Awake in the Dark

I was proud. (Yeah, I know, “was?”) So every time my Christian friend Mark brought up the J-word, I’d fire off a series of “well-how-do-you-explain-this?” questions, and he’d quickly change the subject.

untitledBut what Mark didn’t realize was that I was genuinely searching. Just not in ways he would recognize. Like reading Autobiography of a Yogi, which attempted, among other things, to validate its version of Hinduism by showing how Jesus-like it was.

For example, one venerated holy man showed “compassion” by allowing people to crawl into his tent and sniff his palms, which miraculously smelled like lotus blossoms. This, the author said, was analogous to Jesus healing people and raising them from the dead. “Uh, no,” I thought, “one of these things is not like the others.”

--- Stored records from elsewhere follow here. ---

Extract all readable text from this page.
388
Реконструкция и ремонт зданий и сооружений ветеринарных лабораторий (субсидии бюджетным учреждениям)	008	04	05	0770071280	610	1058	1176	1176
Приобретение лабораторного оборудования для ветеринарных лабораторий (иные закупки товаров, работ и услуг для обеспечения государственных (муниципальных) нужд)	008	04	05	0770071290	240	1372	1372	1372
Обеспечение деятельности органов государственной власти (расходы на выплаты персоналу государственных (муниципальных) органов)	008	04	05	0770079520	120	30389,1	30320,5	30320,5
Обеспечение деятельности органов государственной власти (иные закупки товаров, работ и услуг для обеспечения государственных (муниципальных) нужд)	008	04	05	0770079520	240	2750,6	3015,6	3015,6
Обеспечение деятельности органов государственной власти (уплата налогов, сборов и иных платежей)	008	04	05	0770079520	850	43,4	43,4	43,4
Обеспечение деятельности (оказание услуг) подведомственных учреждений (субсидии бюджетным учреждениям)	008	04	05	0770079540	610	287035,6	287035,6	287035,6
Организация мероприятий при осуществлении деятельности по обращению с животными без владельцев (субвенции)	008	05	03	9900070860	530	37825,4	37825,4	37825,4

Interestingly, it was Autobiography that introduced me to Jesus. Halfway through, I bought a Bible (at a remote store where no one would recognize me) because I wanted to read everything Jesus had said, and not just the stuff my yogi friend selected. Jesus’s words were like nothing I’d ever encountered. My heart began to yearn. Almost two years passed. I scoured the writings of other religions and pondered them, but couldn’t shake the conviction that Jesus’s teachings and character were utterly unique.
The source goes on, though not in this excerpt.